Analyst: Central bank buying remains strong and is bolstered by ETF inflows

 Goldman doubles down on $3,000 an ounce call in 2025 (photo credit: PR)
Goldman doubles down on $3,000 an ounce call in 2025
(photo credit: PR)

Gold passed through $2,700 an ounce Friday morning as prices began to approach all-time highs made before the U.S. election of former President Donald Trump to the White House.

After a volatile November, gold has posted a week of strong gains and, on Friday, traded up 1.25% to $2,703 an ounce.

Samantha Dart, of Goldman Sachs, told Bloomberg that central bank buying has remained strong, and her team of analysts saw little technical reasons for the recent volatility.

Gold prices have recovered quickly in the second-half of November. (Source: TradingView)

She said the recent drop in prices has provided an “attractive entry point for our high-conviction long gold view” amid policy uncertainty.

Central banks push forward

Dart said central banks are continuing to serve as the biggest mover of gold prices, a fact that has held truce since 2022 when Russian financial assets were blocked by Western sanctions in reaction to the February invasion of Ukraine.

“That sparked a lot of concern from a lot of emerging markets, and China in particular, that this might happen to them one day.

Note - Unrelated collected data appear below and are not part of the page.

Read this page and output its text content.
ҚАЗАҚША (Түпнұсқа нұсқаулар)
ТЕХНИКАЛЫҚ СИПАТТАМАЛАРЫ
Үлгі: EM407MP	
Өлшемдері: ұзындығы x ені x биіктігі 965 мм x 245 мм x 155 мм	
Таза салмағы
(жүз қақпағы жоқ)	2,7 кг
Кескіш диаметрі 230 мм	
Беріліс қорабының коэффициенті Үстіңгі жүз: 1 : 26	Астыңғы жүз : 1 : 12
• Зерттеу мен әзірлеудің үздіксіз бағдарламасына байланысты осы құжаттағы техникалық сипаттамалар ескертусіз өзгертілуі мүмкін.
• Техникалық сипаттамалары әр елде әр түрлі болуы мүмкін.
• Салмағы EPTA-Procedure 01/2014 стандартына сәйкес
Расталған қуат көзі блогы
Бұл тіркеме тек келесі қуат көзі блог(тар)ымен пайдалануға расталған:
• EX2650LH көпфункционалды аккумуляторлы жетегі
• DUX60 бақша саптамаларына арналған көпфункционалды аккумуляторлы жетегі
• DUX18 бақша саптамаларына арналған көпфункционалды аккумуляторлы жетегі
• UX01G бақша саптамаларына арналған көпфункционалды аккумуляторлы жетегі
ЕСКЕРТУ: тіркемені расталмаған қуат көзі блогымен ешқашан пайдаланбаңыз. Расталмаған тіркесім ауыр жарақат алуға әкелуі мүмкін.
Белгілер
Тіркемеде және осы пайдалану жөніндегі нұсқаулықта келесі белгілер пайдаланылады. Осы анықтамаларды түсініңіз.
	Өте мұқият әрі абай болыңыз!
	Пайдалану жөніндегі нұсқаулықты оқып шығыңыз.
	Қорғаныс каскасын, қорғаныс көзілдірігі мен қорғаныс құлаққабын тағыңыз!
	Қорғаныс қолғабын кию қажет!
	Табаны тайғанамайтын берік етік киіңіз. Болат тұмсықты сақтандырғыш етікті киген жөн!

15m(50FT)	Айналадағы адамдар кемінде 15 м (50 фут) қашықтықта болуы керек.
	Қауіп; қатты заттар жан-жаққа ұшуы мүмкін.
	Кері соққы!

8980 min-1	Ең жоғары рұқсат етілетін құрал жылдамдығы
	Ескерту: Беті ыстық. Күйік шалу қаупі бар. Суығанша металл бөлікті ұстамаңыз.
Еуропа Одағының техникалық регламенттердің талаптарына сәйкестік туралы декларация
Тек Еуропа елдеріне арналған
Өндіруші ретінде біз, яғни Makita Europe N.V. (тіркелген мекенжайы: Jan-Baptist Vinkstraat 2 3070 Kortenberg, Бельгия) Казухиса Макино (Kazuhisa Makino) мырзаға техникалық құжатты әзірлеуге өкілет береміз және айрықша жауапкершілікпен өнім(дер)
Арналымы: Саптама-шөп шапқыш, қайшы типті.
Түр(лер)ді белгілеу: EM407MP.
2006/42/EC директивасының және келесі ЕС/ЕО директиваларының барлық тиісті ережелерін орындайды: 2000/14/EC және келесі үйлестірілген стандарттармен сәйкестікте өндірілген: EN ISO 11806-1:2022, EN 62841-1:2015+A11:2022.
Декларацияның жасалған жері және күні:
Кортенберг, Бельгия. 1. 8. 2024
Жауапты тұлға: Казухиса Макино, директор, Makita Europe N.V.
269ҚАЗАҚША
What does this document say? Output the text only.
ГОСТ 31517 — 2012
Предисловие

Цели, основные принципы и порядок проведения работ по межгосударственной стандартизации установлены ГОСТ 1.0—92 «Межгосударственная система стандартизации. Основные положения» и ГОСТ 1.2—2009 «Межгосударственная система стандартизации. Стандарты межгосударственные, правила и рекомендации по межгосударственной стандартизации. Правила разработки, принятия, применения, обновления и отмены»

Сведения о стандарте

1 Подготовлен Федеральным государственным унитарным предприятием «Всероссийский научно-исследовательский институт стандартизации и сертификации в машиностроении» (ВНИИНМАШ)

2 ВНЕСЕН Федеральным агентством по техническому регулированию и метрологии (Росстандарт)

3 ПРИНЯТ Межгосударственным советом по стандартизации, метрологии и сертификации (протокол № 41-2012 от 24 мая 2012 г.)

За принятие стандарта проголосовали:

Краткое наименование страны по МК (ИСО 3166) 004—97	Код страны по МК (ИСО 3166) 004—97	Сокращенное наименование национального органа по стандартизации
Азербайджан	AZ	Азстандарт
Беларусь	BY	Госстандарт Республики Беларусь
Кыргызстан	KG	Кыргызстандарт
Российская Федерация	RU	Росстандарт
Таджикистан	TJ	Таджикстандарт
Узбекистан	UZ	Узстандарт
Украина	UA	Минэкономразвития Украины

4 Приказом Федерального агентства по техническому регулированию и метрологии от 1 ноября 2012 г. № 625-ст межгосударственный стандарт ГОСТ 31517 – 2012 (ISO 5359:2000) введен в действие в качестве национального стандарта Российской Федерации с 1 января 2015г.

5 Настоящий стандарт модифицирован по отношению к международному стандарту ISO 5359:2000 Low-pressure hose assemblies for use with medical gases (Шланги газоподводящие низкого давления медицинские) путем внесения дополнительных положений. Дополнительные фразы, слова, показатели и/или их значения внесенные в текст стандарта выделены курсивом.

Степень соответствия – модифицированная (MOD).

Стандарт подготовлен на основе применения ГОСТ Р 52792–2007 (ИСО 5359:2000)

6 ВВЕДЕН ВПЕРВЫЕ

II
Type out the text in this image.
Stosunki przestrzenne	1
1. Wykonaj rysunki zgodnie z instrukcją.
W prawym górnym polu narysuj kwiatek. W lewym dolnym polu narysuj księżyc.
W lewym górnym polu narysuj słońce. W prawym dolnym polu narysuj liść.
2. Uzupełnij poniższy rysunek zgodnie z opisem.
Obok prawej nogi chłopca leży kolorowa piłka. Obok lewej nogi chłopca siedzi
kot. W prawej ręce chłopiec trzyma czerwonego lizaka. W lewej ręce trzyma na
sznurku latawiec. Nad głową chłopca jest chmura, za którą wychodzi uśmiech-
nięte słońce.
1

Is it a de-dollarization move?

Dart suggested that central banks' moves are not likely to be a concerted effort to bring down the U.S. dollar but instead a move toward diversification.

“We see it as maybe a rebalancing of the way that financial and monetary authorities hold their reserves — just being a little bit more diversified,” she said.

The other movers of price

Aside from emerging market central bank buying, Dart said her team feels gold prices have several other secondary tailwinds helping to boost the precious metal’s performance.

“For the longest time, ETFs were not part of the story. I think the moment the Fed started cutting, then that’s what opens room for ETFs to come in as well. Safe-haven (physical) buying is just the cherry on top.”